Overnight storm brings down trees, causes power outages

Published 5:25 pm Tuesday, April 5, 2011

The storm brought down a tree on top of power lines and a vehicle on Melrose Lane in Tryon. (photo by Malia Ferguson)

After a volatile storm swept up to the Carolinas from Louisiana and Mississippi there have been numerous reports across Polk County and Upstate South Carolina of power outages and trees blocking roadways.
Duke Energy reported more than 250,000 customers across its service area without power overnight and into Tuesday morning. Wind gusts of 60-70-miles per hour and driving rain uprooted large trees, downed power poles and power lines.
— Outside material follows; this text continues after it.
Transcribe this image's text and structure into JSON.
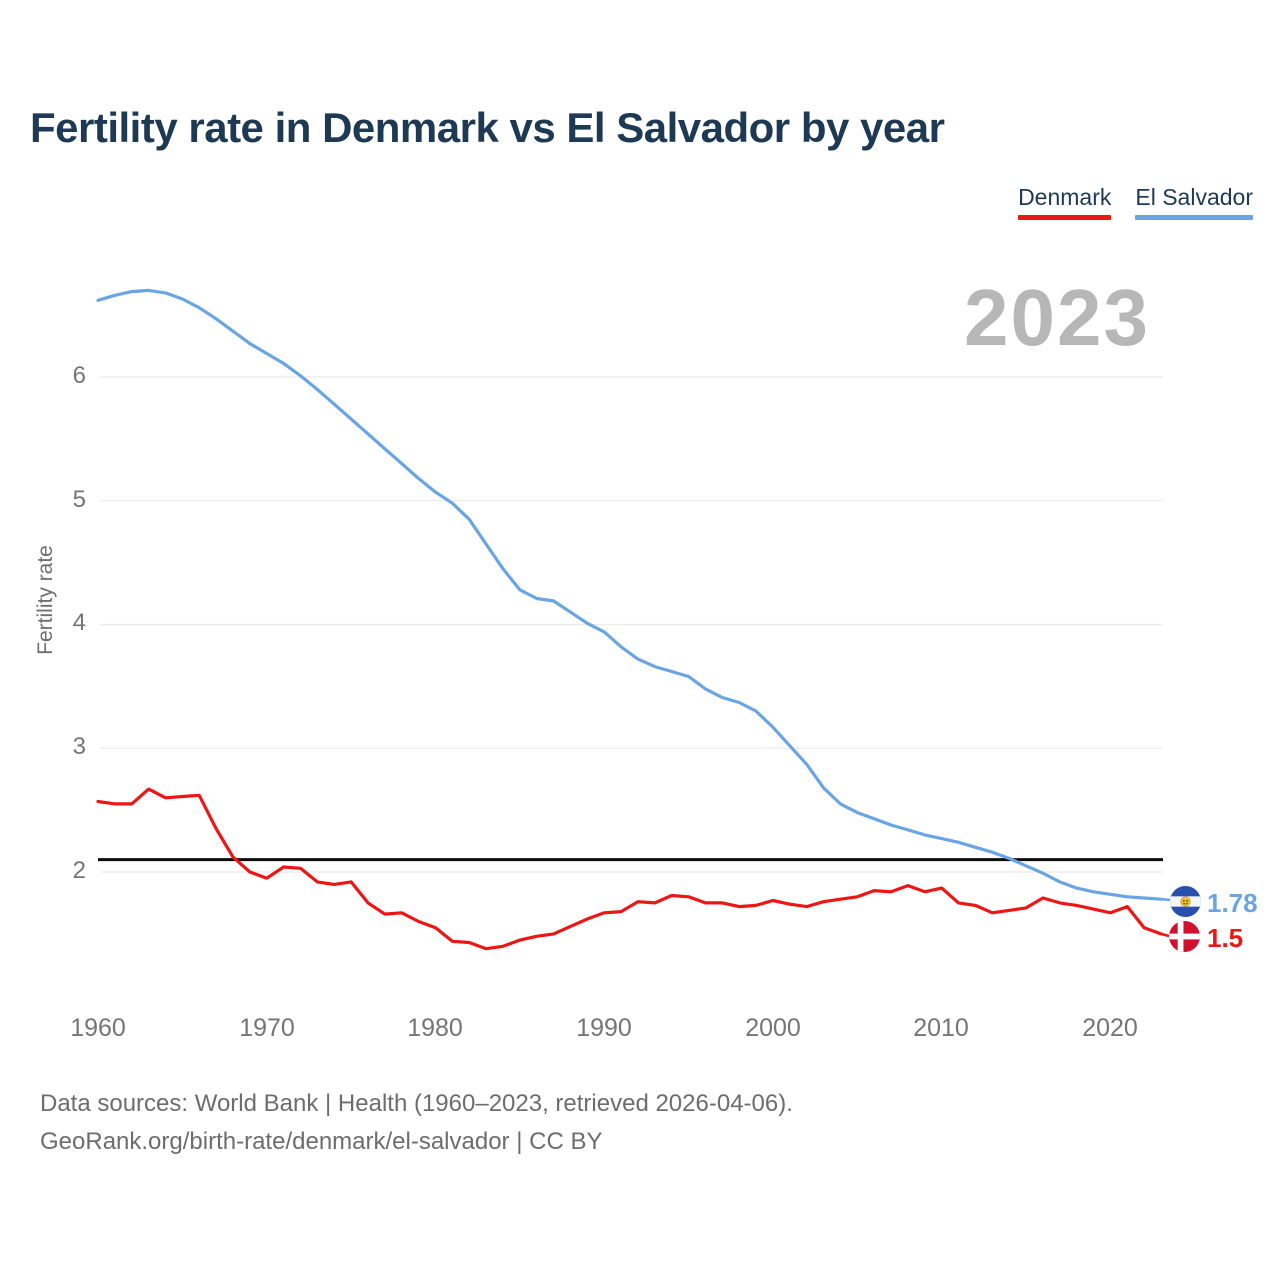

Locally, most damage from the storm appears to have been concentrated in the Tryon area. Tuesday morning around 9 a.m. the Tryon Fire Department answered one call to Lyle Street and Melrose Lane, which were closed because a tree had fallen on a vehicle, pulling down power lines and blocking the road.
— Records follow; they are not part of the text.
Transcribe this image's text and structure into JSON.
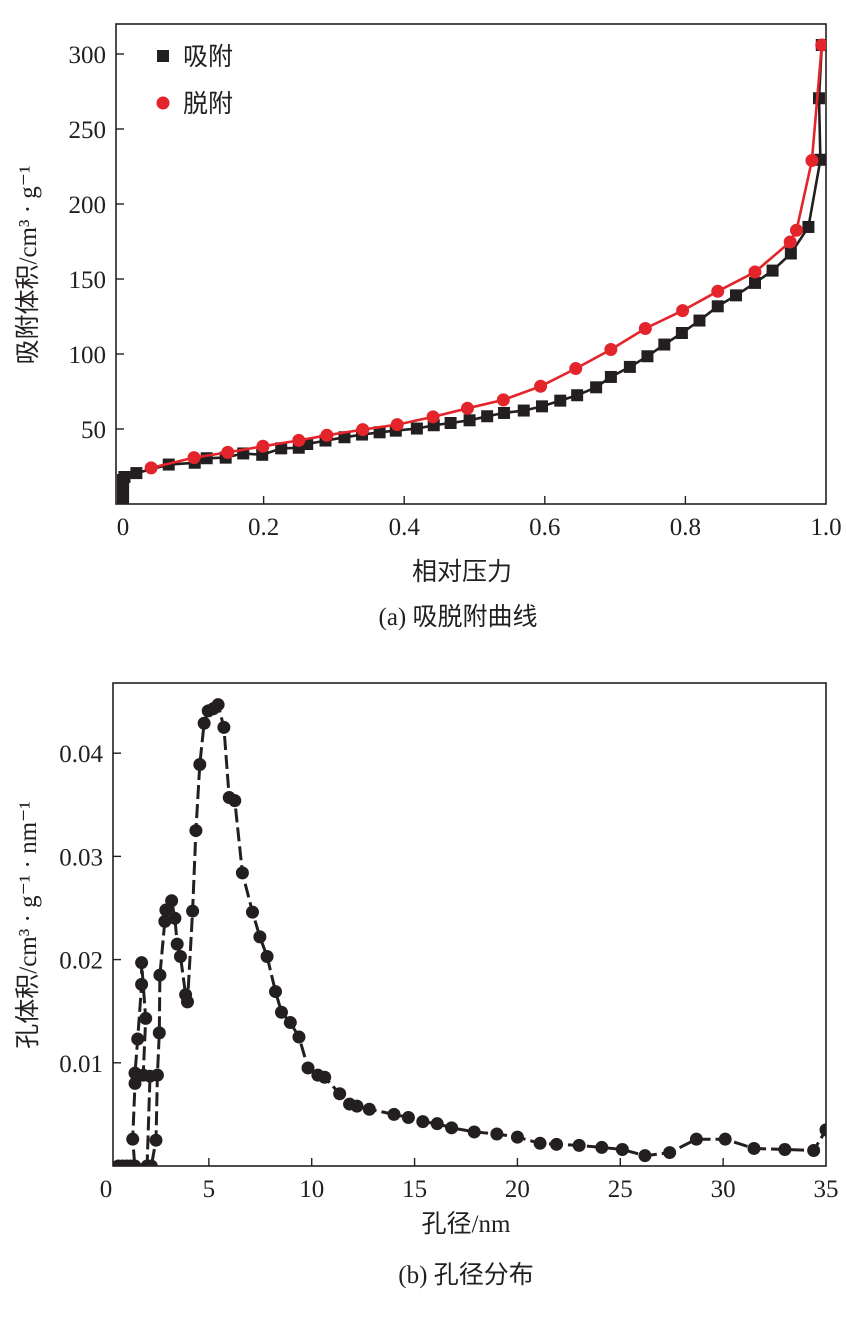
{
  "chart_data": [
    {
      "type": "line",
      "caption": "(a) 吸脱附曲线",
      "xlabel": "相对压力",
      "ylabel": "吸附体积/cm³ · g⁻¹",
      "xlim": [
        -0.01,
        1.0
      ],
      "ylim": [
        0,
        320
      ],
      "xticks": [
        0,
        0.2,
        0.4,
        0.6,
        0.8,
        1.0
      ],
      "xtick_labels": [
        "0",
        "0.2",
        "0.4",
        "0.6",
        "0.8",
        "1.0"
      ],
      "yticks": [
        0,
        50,
        100,
        150,
        200,
        250,
        300
      ],
      "ytick_labels": [
        "0",
        "50",
        "100",
        "150",
        "200",
        "250",
        "300"
      ],
      "grid": false,
      "legend_position": "top-left",
      "series": [
        {
          "name": "吸附",
          "marker": "square",
          "color": "#231f20",
          "points": [
            [
              0,
              2
            ],
            [
              0,
              5
            ],
            [
              0,
              8
            ],
            [
              0,
              10
            ],
            [
              0,
              12
            ],
            [
              0,
              14
            ],
            [
              0,
              16
            ],
            [
              0.002,
              18
            ],
            [
              0.019,
              20.6
            ],
            [
              0.065,
              26.3
            ],
            [
              0.102,
              27.5
            ],
            [
              0.119,
              30.5
            ],
            [
              0.146,
              30.9
            ],
            [
              0.171,
              33.7
            ],
            [
              0.198,
              32.8
            ],
            [
              0.225,
              37.1
            ],
            [
              0.25,
              37.5
            ],
            [
              0.262,
              40
            ],
            [
              0.288,
              42.3
            ],
            [
              0.315,
              44.5
            ],
            [
              0.34,
              46.3
            ],
            [
              0.365,
              47.8
            ],
            [
              0.388,
              48.9
            ],
            [
              0.418,
              50.3
            ],
            [
              0.442,
              52.5
            ],
            [
              0.466,
              54
            ],
            [
              0.493,
              55.8
            ],
            [
              0.518,
              58.5
            ],
            [
              0.542,
              60.7
            ],
            [
              0.57,
              62.3
            ],
            [
              0.596,
              65.1
            ],
            [
              0.622,
              68.9
            ],
            [
              0.646,
              72.5
            ],
            [
              0.673,
              77.8
            ],
            [
              0.694,
              84.7
            ],
            [
              0.721,
              91.4
            ],
            [
              0.746,
              98.5
            ],
            [
              0.77,
              106.3
            ],
            [
              0.795,
              114
            ],
            [
              0.82,
              122.3
            ],
            [
              0.846,
              131.8
            ],
            [
              0.872,
              139.1
            ],
            [
              0.899,
              147.4
            ],
            [
              0.924,
              155.6
            ],
            [
              0.95,
              167
            ],
            [
              0.975,
              184.7
            ],
            [
              0.992,
              229.5
            ],
            [
              0.99,
              270.5
            ],
            [
              0.994,
              306
            ]
          ]
        },
        {
          "name": "脱附",
          "marker": "circle",
          "color": "#e3242b",
          "points": [
            [
              0.994,
              306
            ],
            [
              0.98,
              229
            ],
            [
              0.958,
              182.5
            ],
            [
              0.949,
              174.7
            ],
            [
              0.899,
              154.7
            ],
            [
              0.846,
              141.8
            ],
            [
              0.796,
              128.9
            ],
            [
              0.743,
              117
            ],
            [
              0.694,
              103
            ],
            [
              0.644,
              90.3
            ],
            [
              0.594,
              78.5
            ],
            [
              0.541,
              69.4
            ],
            [
              0.49,
              63.8
            ],
            [
              0.441,
              58.1
            ],
            [
              0.39,
              52.9
            ],
            [
              0.341,
              49.6
            ],
            [
              0.29,
              45.8
            ],
            [
              0.25,
              42.4
            ],
            [
              0.199,
              38.5
            ],
            [
              0.149,
              34.4
            ],
            [
              0.101,
              30.9
            ],
            [
              0.04,
              24.1
            ]
          ]
        }
      ]
    },
    {
      "type": "line",
      "caption": "(b) 孔径分布",
      "xlabel": "孔径/nm",
      "ylabel": "孔体积/cm³ · g⁻¹ · nm⁻¹",
      "xlim": [
        0.34,
        35
      ],
      "ylim": [
        0,
        0.0468
      ],
      "xticks": [
        0,
        5,
        10,
        15,
        20,
        25,
        30,
        35
      ],
      "xtick_labels": [
        "0",
        "5",
        "10",
        "15",
        "20",
        "25",
        "30",
        "35"
      ],
      "yticks": [
        0.01,
        0.02,
        0.03,
        0.04
      ],
      "ytick_labels": [
        "0.01",
        "0.02",
        "0.03",
        "0.04"
      ],
      "grid": false,
      "series": [
        {
          "marker": "circle",
          "color": "#231f20",
          "points": [
            [
              0.6,
              0
            ],
            [
              0.8,
              0
            ],
            [
              1.0,
              0
            ],
            [
              1.2,
              0
            ],
            [
              1.4,
              0
            ],
            [
              1.3,
              0.0026
            ],
            [
              1.41,
              0.008
            ],
            [
              1.41,
              0.009
            ],
            [
              1.54,
              0.0123
            ],
            [
              1.73,
              0.0176
            ],
            [
              1.73,
              0.0197
            ],
            [
              1.93,
              0.0143
            ],
            [
              1.81,
              0.0088
            ],
            [
              2.14,
              0.0087
            ],
            [
              2.0,
              0
            ],
            [
              2.2,
              0
            ],
            [
              2.43,
              0.0025
            ],
            [
              2.5,
              0.0088
            ],
            [
              2.59,
              0.0129
            ],
            [
              2.62,
              0.0185
            ],
            [
              2.86,
              0.0237
            ],
            [
              2.91,
              0.0248
            ],
            [
              3.19,
              0.0257
            ],
            [
              3.35,
              0.024
            ],
            [
              3.46,
              0.0215
            ],
            [
              3.62,
              0.0203
            ],
            [
              3.87,
              0.0166
            ],
            [
              3.96,
              0.0159
            ],
            [
              4.21,
              0.0247
            ],
            [
              4.37,
              0.0325
            ],
            [
              4.56,
              0.0389
            ],
            [
              4.77,
              0.0429
            ],
            [
              4.97,
              0.0441
            ],
            [
              5.21,
              0.0443
            ],
            [
              5.45,
              0.0447
            ],
            [
              5.73,
              0.0425
            ],
            [
              5.99,
              0.0357
            ],
            [
              6.26,
              0.0354
            ],
            [
              6.63,
              0.0284
            ],
            [
              7.12,
              0.0246
            ],
            [
              7.48,
              0.0222
            ],
            [
              7.83,
              0.0203
            ],
            [
              8.24,
              0.0169
            ],
            [
              8.53,
              0.0149
            ],
            [
              8.96,
              0.0139
            ],
            [
              9.38,
              0.0125
            ],
            [
              9.82,
              0.0095
            ],
            [
              10.3,
              0.0088
            ],
            [
              10.63,
              0.0086
            ],
            [
              11.36,
              0.007
            ],
            [
              11.84,
              0.006
            ],
            [
              12.2,
              0.0058
            ],
            [
              12.8,
              0.0055
            ],
            [
              14.0,
              0.005
            ],
            [
              14.7,
              0.0047
            ],
            [
              15.4,
              0.0043
            ],
            [
              16.1,
              0.0041
            ],
            [
              16.8,
              0.0037
            ],
            [
              17.9,
              0.0033
            ],
            [
              19.0,
              0.0031
            ],
            [
              20.0,
              0.0028
            ],
            [
              21.1,
              0.0022
            ],
            [
              21.9,
              0.0021
            ],
            [
              23.0,
              0.002
            ],
            [
              24.1,
              0.0018
            ],
            [
              25.1,
              0.0016
            ],
            [
              26.2,
              0.001
            ],
            [
              27.4,
              0.0013
            ],
            [
              28.7,
              0.0026
            ],
            [
              30.1,
              0.0026
            ],
            [
              31.5,
              0.0017
            ],
            [
              33.0,
              0.0016
            ],
            [
              34.4,
              0.0015
            ],
            [
              35.0,
              0.0035
            ]
          ]
        }
      ]
    }
  ]
}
Other Tryon area roads blocked during the morning included Glenwalden Circle, Gunning Road, Chestnut Street and Capps Road, all from broken power lines caused by fallen trees and limbs.
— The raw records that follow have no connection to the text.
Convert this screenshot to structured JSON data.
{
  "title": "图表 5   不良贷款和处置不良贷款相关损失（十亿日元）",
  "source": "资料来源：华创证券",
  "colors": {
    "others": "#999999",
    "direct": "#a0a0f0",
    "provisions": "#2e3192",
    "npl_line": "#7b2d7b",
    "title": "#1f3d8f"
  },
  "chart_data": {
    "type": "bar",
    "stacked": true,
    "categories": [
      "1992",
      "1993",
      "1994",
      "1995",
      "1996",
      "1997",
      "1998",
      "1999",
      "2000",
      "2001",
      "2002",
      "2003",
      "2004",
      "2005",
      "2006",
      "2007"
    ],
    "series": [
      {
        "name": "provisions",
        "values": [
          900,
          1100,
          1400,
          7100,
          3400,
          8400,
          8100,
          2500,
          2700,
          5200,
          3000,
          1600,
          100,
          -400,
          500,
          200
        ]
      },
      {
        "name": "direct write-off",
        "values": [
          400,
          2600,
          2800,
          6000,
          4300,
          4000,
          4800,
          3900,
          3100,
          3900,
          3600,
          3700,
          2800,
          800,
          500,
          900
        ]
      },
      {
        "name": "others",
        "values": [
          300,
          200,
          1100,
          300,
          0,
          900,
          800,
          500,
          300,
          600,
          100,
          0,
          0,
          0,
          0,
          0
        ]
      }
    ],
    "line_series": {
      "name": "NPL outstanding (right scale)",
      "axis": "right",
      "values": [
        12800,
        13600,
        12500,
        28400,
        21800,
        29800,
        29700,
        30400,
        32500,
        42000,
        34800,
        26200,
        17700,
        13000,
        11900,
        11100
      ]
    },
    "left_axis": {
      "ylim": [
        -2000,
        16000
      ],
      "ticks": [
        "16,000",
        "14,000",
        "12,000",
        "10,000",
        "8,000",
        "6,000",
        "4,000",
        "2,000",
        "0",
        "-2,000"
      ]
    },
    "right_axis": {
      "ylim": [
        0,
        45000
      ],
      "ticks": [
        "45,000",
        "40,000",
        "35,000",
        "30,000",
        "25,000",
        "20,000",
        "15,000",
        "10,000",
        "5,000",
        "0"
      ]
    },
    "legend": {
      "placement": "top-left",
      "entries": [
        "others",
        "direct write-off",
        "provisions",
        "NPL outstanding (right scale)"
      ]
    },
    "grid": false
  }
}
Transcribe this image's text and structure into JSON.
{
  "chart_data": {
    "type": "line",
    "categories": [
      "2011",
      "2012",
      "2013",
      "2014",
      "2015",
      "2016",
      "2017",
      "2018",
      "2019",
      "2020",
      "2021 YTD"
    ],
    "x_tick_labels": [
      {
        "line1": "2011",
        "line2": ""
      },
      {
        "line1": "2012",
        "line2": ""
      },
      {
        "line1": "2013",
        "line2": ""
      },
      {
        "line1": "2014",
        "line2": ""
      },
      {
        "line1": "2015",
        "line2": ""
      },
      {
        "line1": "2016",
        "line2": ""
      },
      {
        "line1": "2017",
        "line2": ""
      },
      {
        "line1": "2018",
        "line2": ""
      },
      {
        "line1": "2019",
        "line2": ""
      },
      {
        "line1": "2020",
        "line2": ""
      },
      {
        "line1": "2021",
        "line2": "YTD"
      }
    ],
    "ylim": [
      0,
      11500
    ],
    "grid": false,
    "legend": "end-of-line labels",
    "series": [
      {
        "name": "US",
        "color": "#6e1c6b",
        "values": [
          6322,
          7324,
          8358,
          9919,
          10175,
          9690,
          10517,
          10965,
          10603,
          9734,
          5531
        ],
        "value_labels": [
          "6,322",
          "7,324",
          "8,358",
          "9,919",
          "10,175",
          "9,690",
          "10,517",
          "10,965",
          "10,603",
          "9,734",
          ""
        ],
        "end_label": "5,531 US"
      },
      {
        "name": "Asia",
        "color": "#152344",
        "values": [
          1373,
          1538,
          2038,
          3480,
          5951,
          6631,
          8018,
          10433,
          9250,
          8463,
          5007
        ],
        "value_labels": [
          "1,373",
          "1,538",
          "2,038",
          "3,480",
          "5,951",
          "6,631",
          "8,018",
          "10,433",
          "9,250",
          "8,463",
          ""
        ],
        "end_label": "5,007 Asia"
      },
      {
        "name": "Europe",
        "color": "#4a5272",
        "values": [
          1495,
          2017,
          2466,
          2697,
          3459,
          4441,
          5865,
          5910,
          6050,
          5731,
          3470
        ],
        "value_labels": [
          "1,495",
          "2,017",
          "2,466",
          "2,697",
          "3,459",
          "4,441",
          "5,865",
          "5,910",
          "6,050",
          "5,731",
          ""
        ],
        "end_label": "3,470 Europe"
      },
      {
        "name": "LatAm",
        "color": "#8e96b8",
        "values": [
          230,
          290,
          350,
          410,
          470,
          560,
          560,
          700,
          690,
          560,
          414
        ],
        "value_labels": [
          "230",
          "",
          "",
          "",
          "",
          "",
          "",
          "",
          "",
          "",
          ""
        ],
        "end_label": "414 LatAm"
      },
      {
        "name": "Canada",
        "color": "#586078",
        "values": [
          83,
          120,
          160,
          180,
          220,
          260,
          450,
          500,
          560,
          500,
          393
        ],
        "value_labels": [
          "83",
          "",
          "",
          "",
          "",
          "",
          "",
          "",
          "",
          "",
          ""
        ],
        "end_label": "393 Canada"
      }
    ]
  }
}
Saluda officials reported no calls received about power outages or wind damage, and Polk County EMS officials said they had received a few calls about downed trees and power line problems.
Columbus fire chief Bobby Arledge said his department received several calls about fallen trees and power outages, including a tree that took power out in the Holly Hill neighborhood and power outages in Tryon Estates.
In South Carolina, power outages and fallen trees were reported in the Lake Lanier and Landrum areas, and some residents said the storm included large hail. A downed tree was also reportedly blocking the road in front of Jackson Grove Methodist Church.
Duke Energy officials said approximately 300 additional workers are traveling from the company’s Midwest service area to assist with Carolinas restoration efforts. In addition, the company is working with other utilities in the Southeast to secure additional crews to assist.
“While our crews are working as quickly and safely as possible to restore power, we also encourage members of the public to focus on their own personal safety,” said Jim Stanley, Duke Energy’s senior vice president for power delivery. “It is important to stay away from downed or sagging power lines. All lines, as well as trees or limbs in contact with the lines, should be considered energized, and dangerous.”